Die Süddeutsche von gestern, Kommentar auf Seite 4 von Daniela Kuhr (reimt sich auf Nuhr) zu Leutheusser-Schnarrenberger, die die Buttonlösung gegen Kritik der Industrie verteidigt (Süddeutsche von gestern, Seite 1)

*Die Politik kümmert sich*

Wir lesen diesen Satz jetzt noch einmal:

*Die Politik kümmert sich*

Das schreibt die wirklich. Und was noch viel schlimmer ist: *die meint das ernst!*

Süddeutsche von gestern. Passt irgendwie.
Zunächst wird das Internet erklärt, "hat so vieles einfacher gemacht", hat aber seine Tücken. "kick, klick, klick, schauen Nutzer nicht mehr so genau hin".

Gerade im Bereich Internet schaut die SZ ja auch manchmal nicht so genau hin. Wissen wir ja.

Dann erzählt Frau Nuhr, äääh, Kuhr, von der Geschichte der Abofallen:



> Und so sind in den vergangenen Jahren unzählige Verbraucher in Abo-Fallen getappt. (....) Doch Nutzen heißt Abonnieren, irgendwo im Kleingedruckten wird das klargestellt. Ein Geschäftsmodell, das für Betrüger äußerst lukrativ war


 
Oh weh, Frau Kuhr, passen Sie mal auf, dass nicht der Rodgauer seinen syndigen Münchner Rechtsvertreter in die SZ-Redaktion jagt. Betrüger, so ein böses Wort.

Aber weiter. Betrüger also, zocken unzählige User ab.



> Doch zum Glück nicht mehr lange


 
Denn jetzt kommt ja die Buttonlösung!

Und jetzt kommt eine erstaunliche Erklärung, warum das so lange gedauert hat:



> Es hat lange gedauert, bis die Politik sich zu dieser Lösung durchrang. *Denn natürlich hätten Verbraucher auch bislang schon nicht zahlen müssen. Ein Vertrag, von dem man nicht weiß, dass man ihn schließt, ist nicht wirksam*. Das Problem ist nur: Viele wussten das nicht - und zahlten. *Doch in Zukunft werden Betrüger es schwerer haben. Die Politik hat erkannt: Es reicht nicht, den Bürgern Rechte zu geben. Sie müssen sie auch kennen*


 
So sieht das also die Süddeutsche. Ist ja auch von gestern.
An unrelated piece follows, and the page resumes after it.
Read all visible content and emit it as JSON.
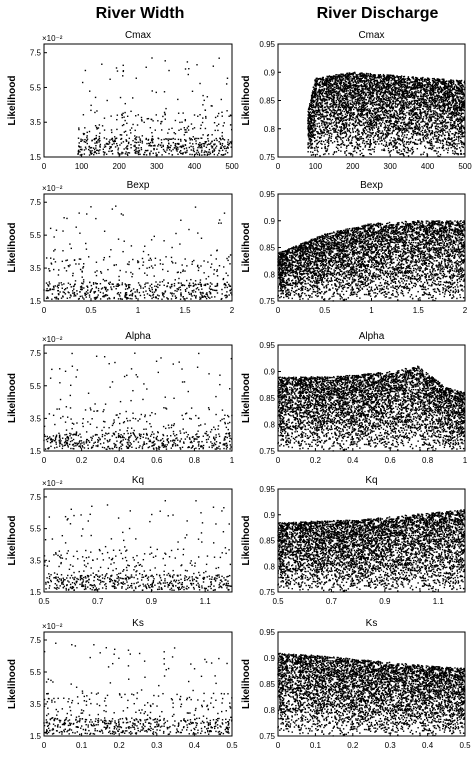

und jetzt lese ich den dazu gehörigen Artikel im Wirtschaftsteil, aber erst brauche ich ein Beruhigungsbier. Und muß schnell nach Nuhr googlen. Ah, da isses ja schon.

klick, klick, klick



> w.m.k.a.h.e.m.d.f.h.


----------



## Aka-Aka (31 Juli 2012)

So. Musste den Artikel im Wirtschaftsteil jetzt ohne Beruhigungsbier lesen.
"Wenn ich jetzt klicke, kostet es"
http://www.sueddeutsche.de/digital/...utton-soll-vor-abo-fallen-schuetzen-1.1425846


> Dieser muss eindeutig beschriftet sein, etwa mit den Worten "kostenpflichtig bestellen" oder "kaufen". Nicht genügen würden Begriffe wie "Anmeldung", "weiter" oder einfach nur "bestellen".


Ist das denn wirklich nicht genau geregelt?


> "Verbraucher müssen ihre Rechte im Netz kennen", sagte Bundesjustizministerin Sabine Leutheusser-Schnarrenberger (FDP)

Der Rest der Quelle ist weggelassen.